Instructions
Requirements and Specifications
Source Code
import pandas as pd
import matplotlib.pyplot as plt
## Read Dataset and display first rows
data = pd.read_csv('video_games.csv')
data.head()
## Histogram Analysis
### For this analysis, we will show a histogram for the Review Score
data_publishers = data.groupby(['Metrics.Review Score']).size().reset_index().rename(columns={0: 'count'})
# Now plot
x = data_publishers['Metrics.Review Score']
y = data_publishers['count']
plt.figure()
plt.hist(x, weights = y, bins=30)
plt.xlabel('Review Score (%)')
plt.xticks(rotation=45)
plt.ylabel('Count')
plt.title('Number of games and their Review Scores')
plt.show()
From the above graph, we can see the distribution of scores for all the games in the dataset. We can see that the mean score is between 70% and 80%
## Secondary Analysis
### For this analysis, we will display a bar plot of Review Score for each Different Genre
data_genres = data.groupby(['Metadata.Genres']).mean().reset_index().rename(columns={0: 'count'})
# Now plot
x = data_genres['Metadata.Genres']
y = data_genres['Metrics.Review Score']
plt.figure(figsize=(25,10))
plt.bar(x, y, align='center')
plt.xlabel('Genre')
plt.xticks(x, rotation=90)
plt.ylabel('Review Score (%)')
plt.title('Genres and their Reivew Scores')
plt.show()
From the above graph, we can see that the Videogame Genre with the highest Review Score is **Adventure.Educational.Strategy**
## Stakeholders
In this project we have been working with a dataset related to video games. The dataset contains information on video games released for the different consoles and the studios that developed them, as well as information on sales numbers, scores, etc.
One of the stakeholders interested in these analyzes is a game design company, which can focus on the analysis of the number of units sold for each genre, in order to choose the type of game that is going to be designed since this genre can guarantee success.

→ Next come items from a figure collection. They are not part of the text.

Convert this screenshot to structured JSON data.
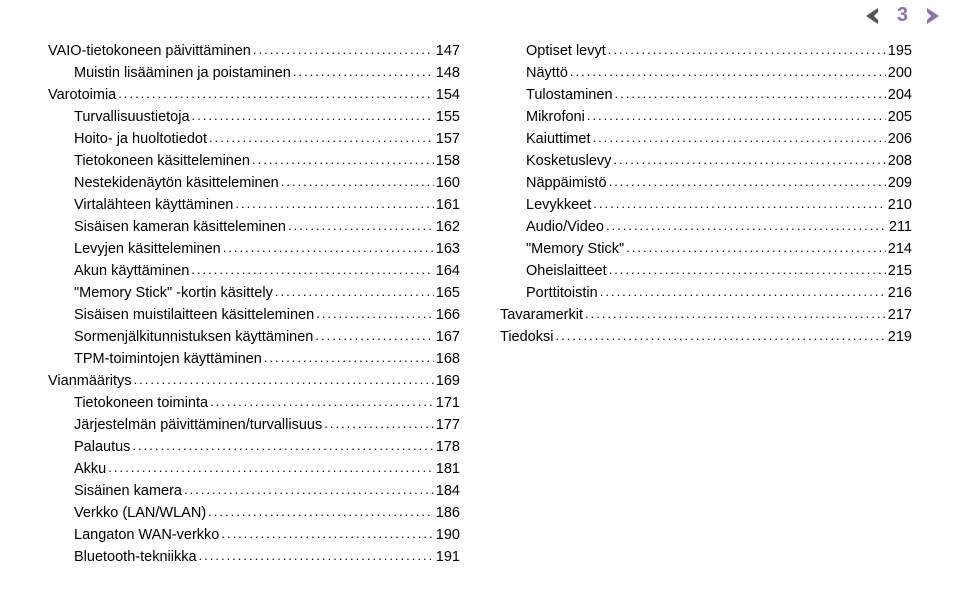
{
  "header": {
    "page_number": "3",
    "arrow_fill_dark": "#555555",
    "arrow_fill_accent": "#8f6fb3",
    "page_color": "#8f6fb3"
  },
  "columns": [
    {
      "id": "left",
      "rows": [
        {
          "indent": 0,
          "label": "VAIO-tietokoneen päivittäminen",
          "page": "147"
        },
        {
          "indent": 1,
          "label": "Muistin lisääminen ja poistaminen",
          "page": "148"
        },
        {
          "indent": 0,
          "label": "Varotoimia",
          "page": "154"
        },
        {
          "indent": 1,
          "label": "Turvallisuustietoja",
          "page": "155"
        },
        {
          "indent": 1,
          "label": "Hoito- ja huoltotiedot",
          "page": "157"
        },
        {
          "indent": 1,
          "label": "Tietokoneen käsitteleminen",
          "page": "158"
        },
        {
          "indent": 1,
          "label": "Nestekidenäytön käsitteleminen",
          "page": "160"
        },
        {
          "indent": 1,
          "label": "Virtalähteen käyttäminen",
          "page": "161"
        },
        {
          "indent": 1,
          "label": "Sisäisen kameran käsitteleminen",
          "page": "162"
        },
        {
          "indent": 1,
          "label": "Levyjen käsitteleminen",
          "page": "163"
        },
        {
          "indent": 1,
          "label": "Akun käyttäminen",
          "page": "164"
        },
        {
          "indent": 1,
          "label": "\"Memory Stick\" -kortin käsittely",
          "page": "165"
        },
        {
          "indent": 1,
          "label": "Sisäisen muistilaitteen käsitteleminen",
          "page": "166"
        },
        {
          "indent": 1,
          "label": "Sormenjälkitunnistuksen käyttäminen",
          "page": "167"
        },
        {
          "indent": 1,
          "label": "TPM-toimintojen käyttäminen",
          "page": "168"
        },
        {
          "indent": 0,
          "label": "Vianmääritys",
          "page": "169"
        },
        {
          "indent": 1,
          "label": "Tietokoneen toiminta",
          "page": "171"
        },
        {
          "indent": 1,
          "label": "Järjestelmän päivittäminen/turvallisuus",
          "page": "177"
        },
        {
          "indent": 1,
          "label": "Palautus",
          "page": "178"
        },
        {
          "indent": 1,
          "label": "Akku",
          "page": "181"
        },
        {
          "indent": 1,
          "label": "Sisäinen kamera",
          "page": "184"
        },
        {
          "indent": 1,
          "label": "Verkko (LAN/WLAN)",
          "page": "186"
        },
        {
          "indent": 1,
          "label": "Langaton WAN-verkko",
          "page": "190"
        },
        {
          "indent": 1,
          "label": "Bluetooth-tekniikka",
          "page": "191"
        }
      ]
    },
    {
      "id": "right",
      "rows": [
        {
          "indent": 1,
          "label": "Optiset levyt",
          "page": "195"
        },
        {
          "indent": 1,
          "label": "Näyttö",
          "page": "200"
        },
        {
          "indent": 1,
          "label": "Tulostaminen",
          "page": "204"
        },
        {
          "indent": 1,
          "label": "Mikrofoni",
          "page": "205"
        },
        {
          "indent": 1,
          "label": "Kaiuttimet",
          "page": "206"
        },
        {
          "indent": 1,
          "label": "Kosketuslevy",
          "page": "208"
        },
        {
          "indent": 1,
          "label": "Näppäimistö",
          "page": "209"
        },
        {
          "indent": 1,
          "label": "Levykkeet",
          "page": "210"
        },
        {
          "indent": 1,
          "label": "Audio/Video",
          "page": "211"
        },
        {
          "indent": 1,
          "label": "\"Memory Stick\"",
          "page": "214"
        },
        {
          "indent": 1,
          "label": "Oheislaitteet",
          "page": "215"
        },
        {
          "indent": 1,
          "label": "Porttitoistin",
          "page": "216"
        },
        {
          "indent": 0,
          "label": "Tavaramerkit",
          "page": "217"
        },
        {
          "indent": 0,
          "label": "Tiedoksi",
          "page": "219"
        }
      ]
    }
  ]
}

Another Stakeholder interested in the data analysis carried out in this project may be an analyst interested in estimating the number of units sold for a video game based on its Review Score. This analyst could be a person who works in data science interested in designing a regression model to estimate/predict the number of sales that a video game will have based on the score obtained on the day of its release.